La criminalité environnementale, qui rapporte près de 213 milliards de dollars américains par an, finance les organisations criminelles, les milices et les groupes terroristes et menace la sécurité et le développement durable de plusieurs pays, selon un rapport du Programme des Nations unies pour l’environnement (PNUE) et d’Interpol publié ce mardi.

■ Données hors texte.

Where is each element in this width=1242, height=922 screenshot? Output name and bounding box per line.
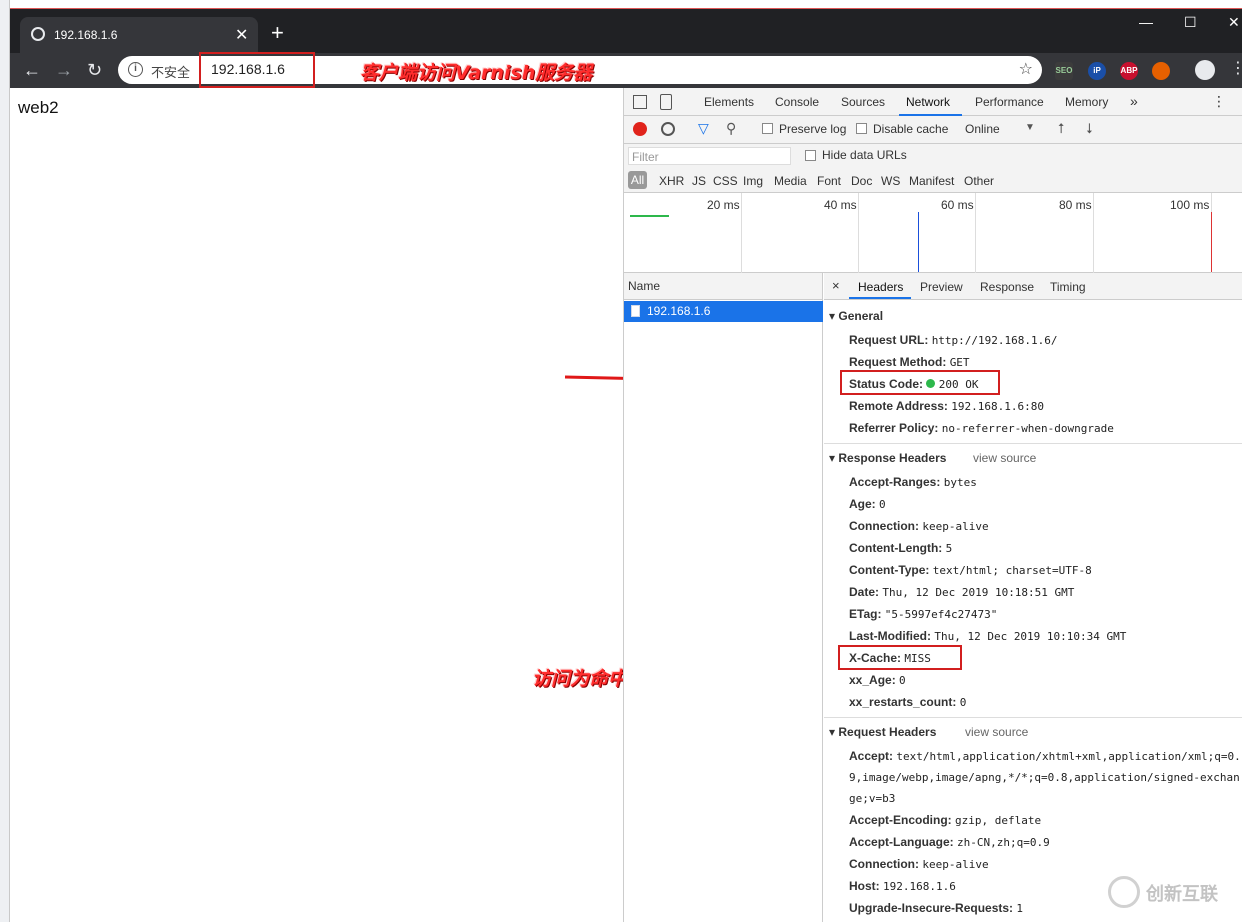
response-header: xx_restarts_count: 0 xyxy=(849,695,967,709)
tab-preview[interactable]: Preview xyxy=(920,280,963,294)
type-xhr[interactable]: XHR xyxy=(659,174,684,188)
device-toggle-icon[interactable] xyxy=(660,94,672,110)
response-header: ETag: "5-5997ef4c27473" xyxy=(849,607,998,621)
type-doc[interactable]: Doc xyxy=(851,174,872,188)
request-name: 192.168.1.6 xyxy=(647,304,711,318)
disable-cache-label: Disable cache xyxy=(873,122,949,136)
hide-data-urls-label: Hide data URLs xyxy=(822,148,907,162)
type-manifest[interactable]: Manifest xyxy=(909,174,954,188)
name-column-header[interactable]: Name xyxy=(624,273,823,300)
general-referrer-policy: Referrer Policy: no-referrer-when-downgr… xyxy=(849,421,1114,435)
tab-network[interactable]: Network xyxy=(906,95,950,109)
record-icon[interactable] xyxy=(633,122,647,136)
general-section-header[interactable]: ▾ General xyxy=(829,309,883,323)
type-js[interactable]: JS xyxy=(692,174,706,188)
request-row[interactable]: 192.168.1.6 xyxy=(624,301,823,322)
export-har-icon[interactable]: ⭣ xyxy=(1086,120,1093,137)
response-headers-section-header[interactable]: ▾ Response Headers xyxy=(829,451,946,465)
request-bar xyxy=(630,215,669,217)
tab-response[interactable]: Response xyxy=(980,280,1034,294)
request-header: Upgrade-Insecure-Requests: 1 xyxy=(849,901,1024,915)
divider xyxy=(824,443,1242,444)
tab-headers[interactable]: Headers xyxy=(858,280,903,294)
type-css[interactable]: CSS xyxy=(713,174,738,188)
general-request-url: Request URL: http://192.168.1.6/ xyxy=(849,333,1058,347)
view-source-link[interactable]: view source xyxy=(973,451,1036,465)
type-font[interactable]: Font xyxy=(817,174,841,188)
triangle-down-icon: ▾ xyxy=(829,309,839,323)
load-line xyxy=(1211,212,1212,272)
request-header: Accept-Encoding: gzip, deflate xyxy=(849,813,1042,827)
filter-icon[interactable]: ▽ xyxy=(698,120,709,137)
request-header-accept-cont: 9,image/webp,image/apng,*/*;q=0.8,applic… xyxy=(849,771,1240,784)
view-source-link[interactable]: view source xyxy=(965,725,1028,739)
response-header: Connection: keep-alive xyxy=(849,519,989,533)
tab-elements[interactable]: Elements xyxy=(704,95,754,109)
domcontentloaded-line xyxy=(918,212,919,272)
preserve-log-label: Preserve log xyxy=(779,122,847,136)
type-other[interactable]: Other xyxy=(964,174,994,188)
request-header: Accept-Language: zh-CN,zh;q=0.9 xyxy=(849,835,1050,849)
tab-timing[interactable]: Timing xyxy=(1050,280,1086,294)
divider xyxy=(824,717,1242,718)
close-detail-icon[interactable]: × xyxy=(832,278,840,293)
timeline-gridline xyxy=(741,193,742,273)
request-header-accept: Accept: text/html,application/xhtml+xml,… xyxy=(849,749,1241,763)
tab-sources[interactable]: Sources xyxy=(841,95,885,109)
disable-cache-checkbox[interactable] xyxy=(856,123,867,134)
filter-input[interactable]: Filter xyxy=(628,147,791,165)
response-header: Accept-Ranges: bytes xyxy=(849,475,977,489)
triangle-down-icon: ▾ xyxy=(829,725,839,739)
type-img[interactable]: Img xyxy=(743,174,763,188)
document-icon xyxy=(631,305,640,317)
tab-performance[interactable]: Performance xyxy=(975,95,1044,109)
request-header: Host: 192.168.1.6 xyxy=(849,879,956,893)
timeline-gridline xyxy=(1093,193,1094,273)
response-header: Last-Modified: Thu, 12 Dec 2019 10:10:34… xyxy=(849,629,1127,643)
response-header: Content-Length: 5 xyxy=(849,541,953,555)
response-header: xx_Age: 0 xyxy=(849,673,906,687)
timeline-tick-label: 40 ms xyxy=(824,198,857,212)
request-list xyxy=(624,300,823,922)
timeline-gridline xyxy=(975,193,976,273)
response-header: Date: Thu, 12 Dec 2019 10:18:51 GMT xyxy=(849,585,1075,599)
triangle-down-icon: ▾ xyxy=(829,451,839,465)
timeline-tick-label: 20 ms xyxy=(707,198,740,212)
more-tabs-button[interactable]: » xyxy=(1130,93,1138,109)
import-har-icon[interactable]: ⭡ xyxy=(1058,120,1065,137)
timeline-gridline xyxy=(858,193,859,273)
devtools-menu-icon[interactable]: ⋮ xyxy=(1212,93,1226,110)
timeline-tick-label: 60 ms xyxy=(941,198,974,212)
timeline-tick-label: 100 ms xyxy=(1170,198,1210,212)
type-all[interactable]: All xyxy=(628,171,647,189)
timeline-tick-label: 80 ms xyxy=(1059,198,1092,212)
xcache-highlight-box xyxy=(838,645,962,670)
tab-memory[interactable]: Memory xyxy=(1065,95,1108,109)
name-header-label: Name xyxy=(628,279,661,293)
general-remote-address: Remote Address: 192.168.1.6:80 xyxy=(849,399,1044,413)
type-ws[interactable]: WS xyxy=(881,174,900,188)
type-media[interactable]: Media xyxy=(774,174,807,188)
preserve-log-checkbox[interactable] xyxy=(762,123,773,134)
status-highlight-box xyxy=(840,370,1000,395)
request-header-accept-cont: ge;v=b3 xyxy=(849,792,896,805)
request-header: Connection: keep-alive xyxy=(849,857,989,871)
general-request-method: Request Method: GET xyxy=(849,355,970,369)
clear-icon[interactable] xyxy=(661,122,675,136)
watermark-text: 创新互联 xyxy=(1146,884,1218,904)
chevron-down-icon[interactable]: ▼ xyxy=(1025,122,1035,133)
hide-data-urls-checkbox[interactable] xyxy=(805,150,816,161)
throttle-select[interactable]: Online xyxy=(965,122,1000,136)
watermark-logo-icon xyxy=(1108,876,1140,908)
inspect-icon[interactable] xyxy=(633,95,647,109)
headers-tab-indicator xyxy=(849,297,911,299)
request-headers-section-header[interactable]: ▾ Request Headers xyxy=(829,725,936,739)
annotation-cache-result: 访问为命中 xyxy=(532,668,628,690)
search-icon[interactable]: ⚲ xyxy=(726,120,736,137)
response-header: Age: 0 xyxy=(849,497,886,511)
tab-console[interactable]: Console xyxy=(775,95,819,109)
response-header: Content-Type: text/html; charset=UTF-8 xyxy=(849,563,1092,577)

Le rapport d’évaluation d’une réaction rapide à la crise de la criminalité liée à l’environnement, a été publié au cours de la session inaugurale de la nouvelle Assemblée des Nations unies pour l’environnement à Nairobi, au Kenya.
Au cours de cette réunion, qui rassemble des délégués du monde entier, les mesures de lutte contre la criminalité liée à l’environnement constituent une des priorités de l’agenda.
Un groupe terroriste qui opère en Afrique de l’Est tirerait selon les estimations du rapport, entre 38 millions et 56 millions de dollars américains par an du trafic du charbon de bois.
Au total, les groupes terroristes et les milices dans les pays africains où sévissent des conflits peuvent tirer entre 111 millions et 289 millions de dollars par an de leur implication et des taxes qu’ils imposent sur le trafic ou le commerce non réglementé du charbon de bois.